Rentabilidade - Agosto de 2012

Esse mês foi espetacular. Bati a minha meta com folga. O melhor ainda que foi de virada. Explico. Até a terceira semana de agosto o rendimento da minha carteira estava oscilando em torno do rendimento do Ibovespa, porém na última semana descolou do Ibovespa e até ultrapassou a meta. Obtive no mês rendimento de 3,50% contra 1,72% do Ibovespa. Rendimento 1,75% superior, portanto atingindo a meta que estipulei de 0,80% superior ao Ibovespa.
 


O aporte foi de R$ 10.000. Pingou na corretora também R$ 53,00 de proventos da eter3, goau3, bbas3 e pcar4. Terminei o mês com R$ 42.494,60. O rendimento acumulado no ano desde maio é de 10,26%, assim 5,32% acima do Ibovespa no mesmo período. Pela meta acumulada eu deveria ter no mínimo 2,42%, então estou quase 4 meses adiantado. Verde é acima da meta, vermelho abaixo. Tudo é ganho real calculado pelo sistema de cotas.

Outra forma de ver a valorização acumulada frente ao Ibovespa é verificar que o valor da cota fechou em R$ 600,82, o que equivale a 60.082 pontos, enquanto Ibovespa fechou em 57.061. Isso é possível, porque quando iniciei o investimento em maio adotei o valor da cota igual ao Ibovespa de então (544,90 = 54.490).

Divulgo pela primeira a minha carteira, porque este mês com as compras que fiz atingi a faixa de papéis que pretendo manter. Tenho 23 papéis e pretendo ter entre 20 a 25.


Fração é o percentual do valor atual do papel no total da carteira. Quant é total de ações. Cotação, valor de fechamento de agosto. Preço médio, o valor de compra. Rend, o rendimento da compra até esse fechamento. Além desses papéis, sobrou R$ 1.150,00 na conta da corretora.

O peso dos papéis varia de 2,5% a 8% da carteira por causa do preço variado do lote mínimo, já que evito o fracionário (veja a merda que deu quando tentei comprar vivt3 no fracionário), mas a intenção futura é que cada papel varie de 4 a 5% do total e isso será possível quando a carteira tiver um valor maior. 

Este mês já realizei umas vendas, e agora que atingi a quantidade de papéis, para fazer a compra de um papel novo precisarei vender algum outro antes.

E que se iniciem os trabalhos de setembro, para os quais estou sentindo maus fluidos a frente.

quarta-feira, 1 de agosto de 2012

Rentabilidade - Julho de 2012

Mais um mês encerrado, ou melhor, apenas o segundo ainda.

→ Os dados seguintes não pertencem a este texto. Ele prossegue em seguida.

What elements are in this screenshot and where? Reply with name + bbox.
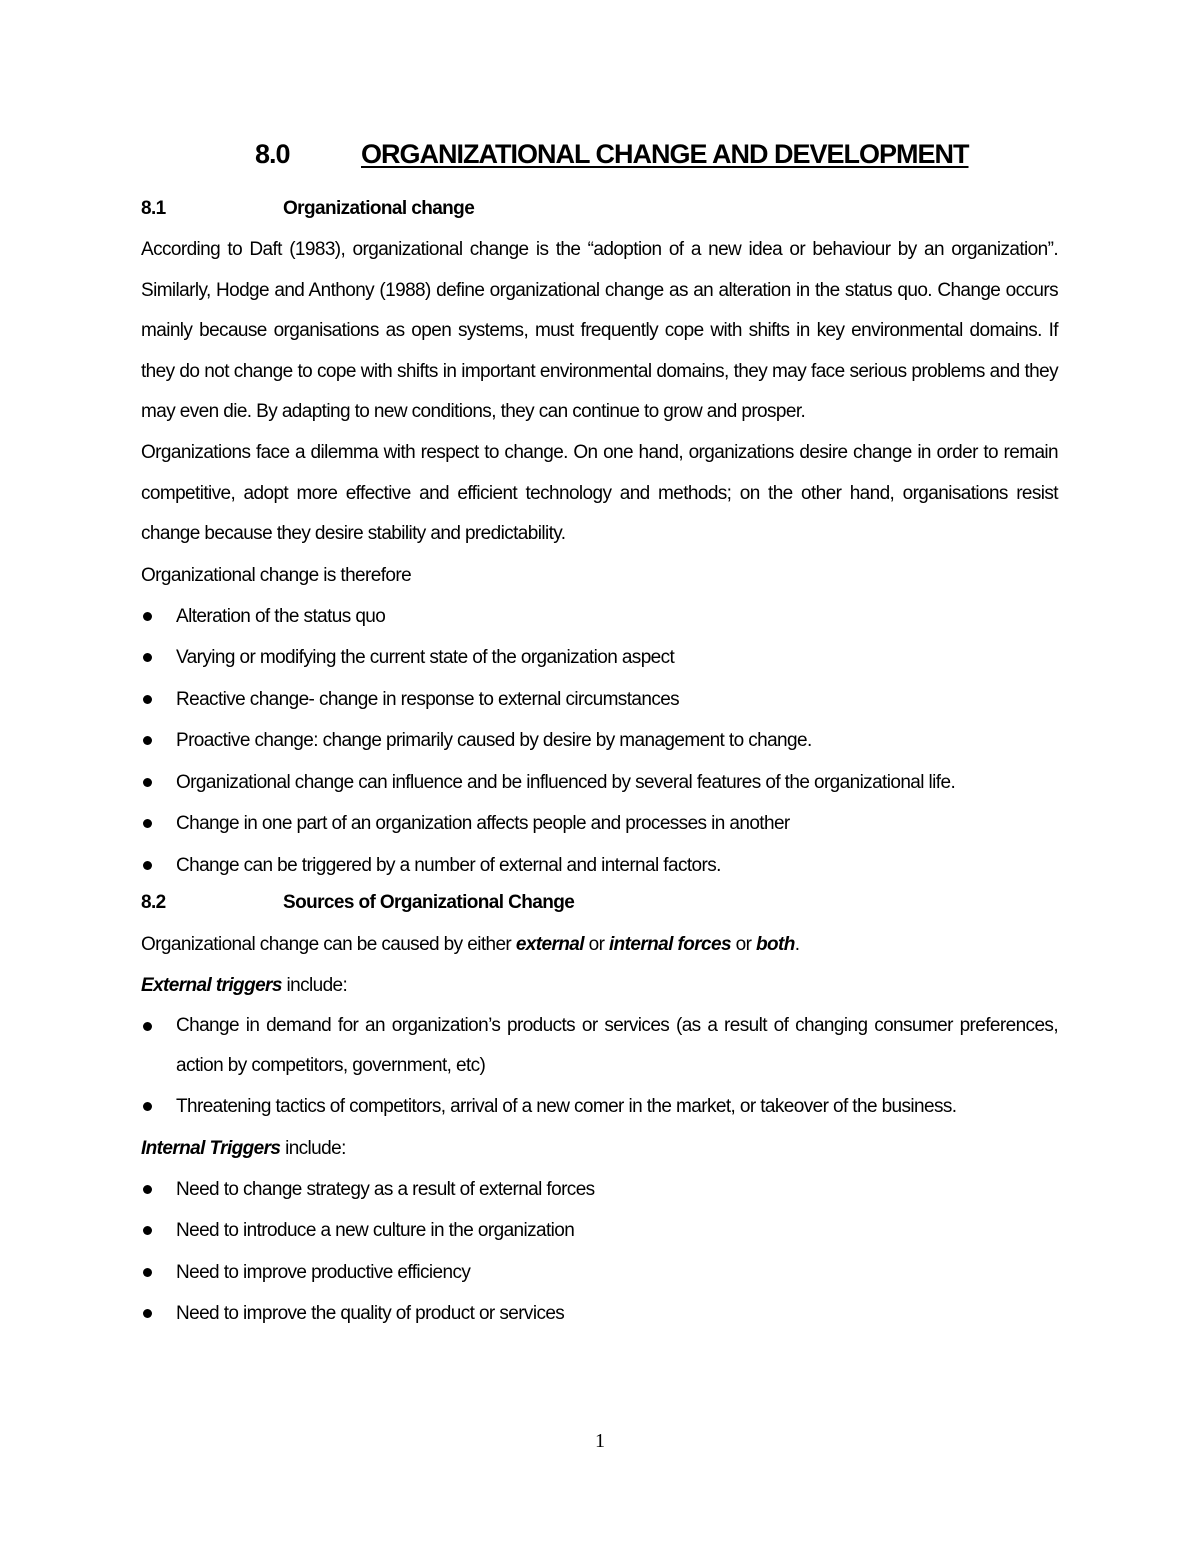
label-suffix: include: <box>280 1137 346 1159</box>
list-item-text: Varying or modifying the current state of the organization aspect <box>176 647 675 669</box>
internal-triggers-label <box>141 1128 1058 1169</box>
page-content <box>141 136 1058 1335</box>
paragraph-dilemma: Organizations face a dilemma with respect to change. On one hand, organizations desire change in order to remain competitive, adopt more effective and efficient technology and methods; on the other hand, organisations resist change because they desire stability and predictability. <box>141 441 1058 545</box>
list-item-text: Threatening tactics of competitors, arrival of a new comer in the market, or takeover of the business. <box>176 1096 957 1118</box>
list-item-text: Reactive change- change in response to external circumstances <box>176 688 680 710</box>
intro-text: or <box>730 934 756 956</box>
bullet-icon <box>143 695 152 704</box>
page-number: 1 <box>595 1430 605 1452</box>
chapter-heading <box>141 136 1058 172</box>
internal-triggers-title: Internal Triggers <box>141 1137 281 1159</box>
intro-text: or <box>583 934 609 956</box>
bullet-icon <box>143 1022 152 1031</box>
list-item <box>141 596 1058 638</box>
list-item-text: Organizational change can influence and be influenced by several features of the organizational life. <box>176 771 956 793</box>
list-item <box>141 762 1058 804</box>
list-item-text: Need to improve the quality of product or services <box>176 1303 565 1325</box>
list-item-text: Change in one part of an organization affects people and processes in another <box>176 813 790 835</box>
chapter-number: 8.0 <box>255 139 290 169</box>
section-heading-8-1 <box>141 194 1058 224</box>
list-item-text: Proactive change: change primarily caused by desire by management to change. <box>176 730 812 752</box>
external-triggers-title: External triggers <box>141 975 282 997</box>
section-number: 8.2 <box>141 892 166 914</box>
bullet-icon <box>143 1309 152 1318</box>
external-triggers-label <box>141 965 1058 1006</box>
section-heading-8-2 <box>141 888 1058 918</box>
bullet-icon <box>143 1226 152 1235</box>
list-item <box>141 679 1058 721</box>
list-item-text: Change in demand for an organization’s products or services (as a result of changing consumer preferences, action by competitors, government, etc) <box>176 1015 1058 1077</box>
paragraph-definition: According to Daft (1983), organizational change is the “adoption of a new idea or behaviour by an organization”. Similarly, Hodge and Anthony (1988) define organizational change as an alteration in the status quo. Change occurs mainly because organisations as open systems, must frequently cope with shifts in key environmental domains. If they do not change to cope with shifts in important environmental domains, they may face serious problems and they may even die. By adapting to new conditions, they can continue to grow and prosper. <box>141 239 1058 423</box>
list-item <box>141 1086 1058 1128</box>
bullet-icon <box>143 819 152 828</box>
bullet-icon <box>143 1185 152 1194</box>
list-item <box>141 637 1058 679</box>
bullet-icon <box>143 1268 152 1277</box>
list-item-text: Need to improve productive efficiency <box>176 1261 471 1283</box>
internal-triggers-list <box>141 1169 1058 1335</box>
list-item-text: Change can be triggered by a number of external and internal factors. <box>176 854 721 876</box>
list-item <box>141 845 1058 887</box>
list-item <box>141 1006 1058 1086</box>
list-item-text: Need to introduce a new culture in the organization <box>176 1220 575 1242</box>
chapter-title: ORGANIZATIONAL CHANGE AND DEVELOPMENT <box>361 139 969 169</box>
bullet-icon <box>143 1102 152 1111</box>
intro-text: . <box>794 934 800 956</box>
bullet-icon <box>143 778 152 787</box>
section-title: Organizational change <box>283 198 475 219</box>
emphasis-internal: internal forces <box>608 934 731 956</box>
list-item <box>141 1252 1058 1294</box>
section-number: 8.1 <box>141 198 166 219</box>
change-characteristics-list <box>141 596 1058 887</box>
sources-intro <box>141 924 1058 965</box>
list-item-text: Alteration of the status quo <box>176 605 386 627</box>
bullet-icon <box>143 653 152 662</box>
list-item <box>141 1169 1058 1211</box>
bullet-icon <box>143 612 152 621</box>
list-item <box>141 720 1058 762</box>
bullet-icon <box>143 736 152 745</box>
emphasis-external: external <box>515 934 584 956</box>
list-item-text: Need to change strategy as a result of external forces <box>176 1178 595 1200</box>
list-item <box>141 803 1058 845</box>
external-triggers-list <box>141 1006 1058 1128</box>
section-title: Sources of Organizational Change <box>283 892 575 914</box>
emphasis-both: both <box>755 934 795 956</box>
label-suffix: include: <box>281 975 348 997</box>
list-item <box>141 1210 1058 1252</box>
list-intro: Organizational change is therefore <box>141 564 412 586</box>
bullet-icon <box>143 861 152 870</box>
list-item <box>141 1293 1058 1335</box>
intro-text: Organizational change can be caused by either <box>141 934 516 956</box>
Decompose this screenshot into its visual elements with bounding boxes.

Esse mês essa alta no final pegou todo mundo de surpresa, fazendo a felicidade de muitos com seus bons rendimentos em renda variável. 

Comigo não foi diferente. Obtive alta de 3,83% contra 3,51% do Ibovespa. Apesar disso não obtive a minha meta de superar em 0,80% o índice. Consegui superar por 0,60%. Foi quase. 

Abaixo você vê os detalhes. Fechei o mês com 31.548,00 reais. A coluna % mês/ibov é a relação entre o meu rendimento e o Ibovespa. Verde significa que foi acima da meta e vermelho abaixo da meta de 0,80%. A coluna % ano é o acumulado do ano, no caso partir de junho. A coluna % ano/ibov é o rendimento acumulado em relação ao ibov. Como em junho fiquei bem acima do ibov, ainda estou acima da meta acumulada, que é a última coluna.


Repare que eu adotei propositadamente o primeiro valor da cota igual ao Ibovespa do fim de maio, que foi de 54.490 pontos. Assim a evolução do valor da cota já dá uma noção do rendimento absoluto da carteira. Por exemplo, o valor final da cota de julho foi 580,49, o que equivaleria a 58.049 pontos, portanto acima do Ibovespa que foi 56.097. Essa idéia eu copiei do valor da cota do Bova11.